E allora getto tutto davanti, scendo le scale velocissimo. L’ingresso della stazione diventa teatro di un lunghissimo abbraccio, e la panca del 1885, che ha visto tanta gente seduta in attesa del treno e delle proprie amate, è l’unica spettatrice di quello che avviene. Lacrime nei miei due occhi. Lacrime nei tuoi due. Ora ho un grosso problema da affrontare. Anzi, ne abbiamo due. Saremo in grado di dire tutto e ripartire? Non lo so. 

La risposta del mio ego razionale sarebbe: no, non ora, ma solo se facessimo dei percorsi mirati sarebbe possibile. Oggi, no. È stata dura, in effetti.  Avrei voluto pensare che sia stata dura anche per te.

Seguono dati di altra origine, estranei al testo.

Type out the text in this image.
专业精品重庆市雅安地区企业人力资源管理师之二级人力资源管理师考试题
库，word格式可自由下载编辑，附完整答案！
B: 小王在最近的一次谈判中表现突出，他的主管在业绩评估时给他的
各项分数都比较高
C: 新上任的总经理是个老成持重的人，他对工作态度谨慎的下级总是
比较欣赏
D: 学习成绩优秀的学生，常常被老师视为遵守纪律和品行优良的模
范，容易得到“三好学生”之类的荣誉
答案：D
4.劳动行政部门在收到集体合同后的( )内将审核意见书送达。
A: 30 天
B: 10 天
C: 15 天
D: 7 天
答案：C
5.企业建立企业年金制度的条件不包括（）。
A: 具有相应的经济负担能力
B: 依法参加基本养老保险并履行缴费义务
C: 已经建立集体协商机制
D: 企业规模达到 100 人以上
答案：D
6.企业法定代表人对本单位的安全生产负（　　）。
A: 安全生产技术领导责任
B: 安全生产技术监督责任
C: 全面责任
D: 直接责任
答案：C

Tutto questo forse non avverrà o forse sì. Forse avrò la forza di contrastare questo ritorno pieno di amore e di genuinità, che probabilmente io e te ci stiamo costruendo nuovamente. Forse cederò come il peggiore miserabile, contro tutto e contro tutti, come fatto 10 anni fa. 

Forse cederò e abbandonerò chi non se lo merita per niente. Fatto sta che, alle volte, sarebbe bello un semplicissimo ritorno ai normali rapporti con chi ti ha dato tanto e ha ricevuto tanto da te.

Sogno? No, forse realtà. 

La morale è che troppo spesso ci facciamo fagocitare da stereotipi, dal contorno, e rinunciamo a quello che proviamo in nome di “immagini da tenere con noi stessi”.

Guardo avanti, ma a tratti guardo indietro. E questo non può che fare, ancora, molto male.